Skyscanner

Name: Dr Jekyll
Author: Skyscanner

In-House

Dr Jekyll

Website

Overview

Most experimentation platforms treat feature flagging and A/B testing as adjacent concerns. Skyscanner's Dr Jekyll—paired with its API counterpart Mr Hyde—was built from the start as a single system for both, giving teams one place to manage configuration rollouts and run controlled experiments across roughly 300 Java microservices handling 35 million daily searches. The unification matters: when a feature flag and an experiment share the same assignment and targeting infrastructure, graduating a winning variant to a permanent rollout is a configuration change, not a migration between systems.

The platform emerged alongside Skyscanner's shift from a pure metasearch engine (sending users to airline and OTA sites) to a marketplace where Skyscanner itself became the merchant of record for bookings. That transition, beginning around 2019, introduced experimental scenarios the original metasearch model never demanded—testing checkout flows, payment processing, customer-service models, and two-sided marketplace dynamics where supply and demand interact. Dr Jekyll had to support not only classical user-level randomization but also designs suited to marketplace interference, such as switchback experiments that alternate treatments across time intervals rather than across users. It also implements CUPED for variance reduction, letting experiments converge faster on a platform where daily traffic could otherwise tempt teams to call results too early.

One detail that reveals the team's care for data quality: Dr Jekyll explicitly classifies incoming requests by whether they originate from web crawlers, using request-level attributes to exclude non-human traffic from experiment assignment. In travel search, where bots constitute a meaningful share of inbound requests, ignoring this distinction would quietly bias metrics across every running test.

Architecture & Approach

Dr Jekyll (the UI) and Mr Hyde (the API) are deliberately separated to allow independent scaling and evolution. The split also reflects a hard performance constraint: native apps call the Mr Hyde API on application start and require experiment data within a one-second window—calls exceeding this budget are aborted. In Skyscanner's original data-centre setup, roughly 70% of requests globally came in under that threshold. After migrating to AWS and adding Akamai geo-aware routing in front of Mr Hyde, performance matched or improved on the data-centre figures globally, a detail Raymond Davies documented in his 2017 migration write-up.

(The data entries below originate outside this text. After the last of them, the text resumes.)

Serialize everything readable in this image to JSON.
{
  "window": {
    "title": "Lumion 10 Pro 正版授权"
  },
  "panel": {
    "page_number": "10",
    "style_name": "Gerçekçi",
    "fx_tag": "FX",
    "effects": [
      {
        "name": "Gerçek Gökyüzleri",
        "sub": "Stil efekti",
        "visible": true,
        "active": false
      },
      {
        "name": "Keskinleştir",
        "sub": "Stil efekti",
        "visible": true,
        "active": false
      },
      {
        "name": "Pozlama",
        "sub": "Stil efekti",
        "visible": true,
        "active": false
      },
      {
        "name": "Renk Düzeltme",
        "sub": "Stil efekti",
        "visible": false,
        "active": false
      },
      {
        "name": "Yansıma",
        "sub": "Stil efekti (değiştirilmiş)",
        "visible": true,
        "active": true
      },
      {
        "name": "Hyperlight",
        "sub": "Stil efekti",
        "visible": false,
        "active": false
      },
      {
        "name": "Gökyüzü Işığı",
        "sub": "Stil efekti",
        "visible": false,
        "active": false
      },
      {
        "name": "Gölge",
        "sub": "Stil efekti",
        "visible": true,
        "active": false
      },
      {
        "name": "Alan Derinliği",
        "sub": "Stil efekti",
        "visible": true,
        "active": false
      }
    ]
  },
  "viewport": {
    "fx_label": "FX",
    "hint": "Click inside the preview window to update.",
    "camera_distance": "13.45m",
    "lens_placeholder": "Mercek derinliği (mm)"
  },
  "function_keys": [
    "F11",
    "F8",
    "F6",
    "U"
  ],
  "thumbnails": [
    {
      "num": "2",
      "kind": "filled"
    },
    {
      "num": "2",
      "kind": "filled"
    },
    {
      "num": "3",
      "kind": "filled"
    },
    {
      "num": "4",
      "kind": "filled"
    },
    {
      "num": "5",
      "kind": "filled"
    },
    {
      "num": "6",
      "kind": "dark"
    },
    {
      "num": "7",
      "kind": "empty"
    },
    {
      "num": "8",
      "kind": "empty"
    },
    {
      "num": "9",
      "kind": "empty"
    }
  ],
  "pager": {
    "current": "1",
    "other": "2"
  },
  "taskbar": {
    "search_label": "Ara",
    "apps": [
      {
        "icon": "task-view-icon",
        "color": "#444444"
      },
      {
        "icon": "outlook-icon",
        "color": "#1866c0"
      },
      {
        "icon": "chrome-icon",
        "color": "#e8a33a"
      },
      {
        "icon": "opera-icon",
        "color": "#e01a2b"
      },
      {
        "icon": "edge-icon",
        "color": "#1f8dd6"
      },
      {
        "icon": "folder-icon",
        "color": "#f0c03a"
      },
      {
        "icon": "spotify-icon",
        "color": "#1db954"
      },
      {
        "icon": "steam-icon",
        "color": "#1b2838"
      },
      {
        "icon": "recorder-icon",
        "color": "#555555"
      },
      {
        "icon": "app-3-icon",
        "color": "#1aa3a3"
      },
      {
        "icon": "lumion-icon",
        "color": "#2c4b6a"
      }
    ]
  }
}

That migration itself is instructive. Data moved from a Couchbase cluster in the data centre to a Postgres database on AWS, with scheduled AWS Lambda functions handling synchronization by truncating and re-inserting records. The team discovered that S3 replication lag—sometimes 30 minutes to several hours—was problematic for multi-region distribution, a real-world constraint that shaped their eventual architecture. All of this happened with active experiments in flight, meaning the migration could not invalidate running tests or introduce assignment inconsistencies during the cutover.

The broader infrastructure context matters for understanding how Dr Jekyll operates at scale. Skyscanner deploys roughly 10,000 times per month across a cell-based Kubernetes architecture spanning four regions and twelve availability zones, with Istio handling cross-cluster service mesh routing and Argo CD orchestrating GitOps-driven rollouts. Experiment assignments and events flow into two parallel streaming paths: one through Kafka for real-time metrics and logs, another through Kinesis consumed by Flink and written to S3 at 15-minute intervals. This dual-pipeline design supports both low-latency monitoring and batch analysis without either path constraining the other. The platform's targeting and segmentation layer goes beyond simple random allocation—teams can segment on request attributes including user locale, platform, device type, and crawler status—enabling stratified randomization and hold-out groups. Experimental data feeds into Databricks with governance via Unity Catalog for lineage tracking and access control, while an observability stack rebuilt around OpenTelemetry and New Relic means services participating in experiments emit structured traces and metrics without bespoke instrumentation per test.

What Makes It Notable

Dr Jekyll is not well-documented publicly—there are no conference papers or detailed engineering blog series comparable to what Netflix or Booking.com have published. What makes it worth studying is the combination of experimentation and configuration management in a single system operating across a large microservices fleet during a fundamental business-model transition. Few platforms have had to support the jump from referral-based metasearch to direct-booking marketplace while keeping thousands of concurrent experiments valid. The one-second hard cutoff on Mr Hyde API responses, and the engineering work required to preserve that contract across an infrastructure migration with live experiments, illustrates the kind of constraint that shapes real experimentation systems but rarely appears in public talks.

The crawler-aware segmentation is a practical contribution worth borrowing: any platform with significant bot traffic—travel, e-commerce, classifieds—faces the same contamination risk, and building detection into the assignment layer rather than cleaning it up in post-analysis is a cleaner architectural choice. Davies' 2017 migration write-up, with its candid account of S3 replication lag surprises and the Lambda-based sync workaround, remains the most detailed public artifact on Dr Jekyll and offers a rare window into what it costs to move a live experimentation system between infrastructure providers without breaking the experiments running on top of it.